As for Berrin, her favorite look to date is the flouncy white mini-dress that she donned on-stage at 2021’s Firefly Fest. “I remember I got off stage and I walked into the backstage area — and I’m a huge Drag Race fan — and Scarlet Envy [from Drag Race was there and] looked at my dress and was like, ‘This is everything.’ I texted Bailey on the spot, and I was like, ‘You need to make everything that I ever wear,'” Berrin recalls. “Throughout the day, people kept coming up to me and being like, ‘Oh, you were the girl in the dress!’ It was this moment in real time where I could feel the effect that fashion was making on the people around me and how it brought people to my project and what I do.”

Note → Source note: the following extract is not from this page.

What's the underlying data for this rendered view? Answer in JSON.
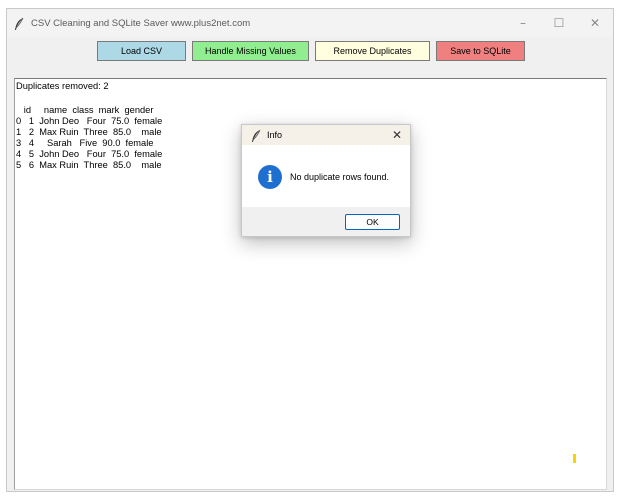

Elayne got to experience the power of that moment, too. “I watched the livestream with my mom and I was like, ‘Oh, my God, this is so cool!’ she says. It was one of the very first times she saw a video of Berrin wearing her clothes on stage — and a major one at that. It was understandably emotional. “To see it at its final stage under the lights and everything, it really makes me so happy because when I’m at home making it and you put it on the dress form, it has no life. It’s nothing compared to seeing it on an actual body moving and doing what it’s supposed to do,” she adds.
When Berrin herself puts on one of Elayne’s designs, it’s a feeling unlike any other. Singing lovestruck indie-rock anthems in layers of tulle or laced into corsets that the two create together, Berrin simply feels the most like herself — and the world of Pom Pom Squad comes to life. She says, “I grew up kind of like the ugly duckling and was bullied pretty severely for the way that I look, who I am, and the things I liked, so I never grew up feeling very pretty, or even interesting. I didn’t think that there was anything really to see about me. The fact that so much of my job is being seen — going places to stand on a stage and do what I do — is empowering.” Dressed up as Pom Pom Squad then, Berrin explains that she often feels more “at home” than she does dressed as Mia because it’s such a culmination of her interior world and vision.
Beyond Pom Pom Squad’s stagewear, Elayne has other creative endeavors that she’d also like to pursue. While making customs for friends with different tastes has helped her grow, she’d love to focus on her own ideas and perhaps get into film costume design. For now, though, she’s thrilled to continue working with Berrin, as the duo couldn’t be a more perfect match. Her rosettes, bows, lace, and hint of sex appeal have become integral to Pom Pom Squad’s enchanting universe.
As they keep working together, it seems likely that she’ll also continue to experience the joy of seeing the band on stage as they rock out to guitar music that’s somewhat in contrast to what Berrin’s wearing. “That’s my favorite thing.”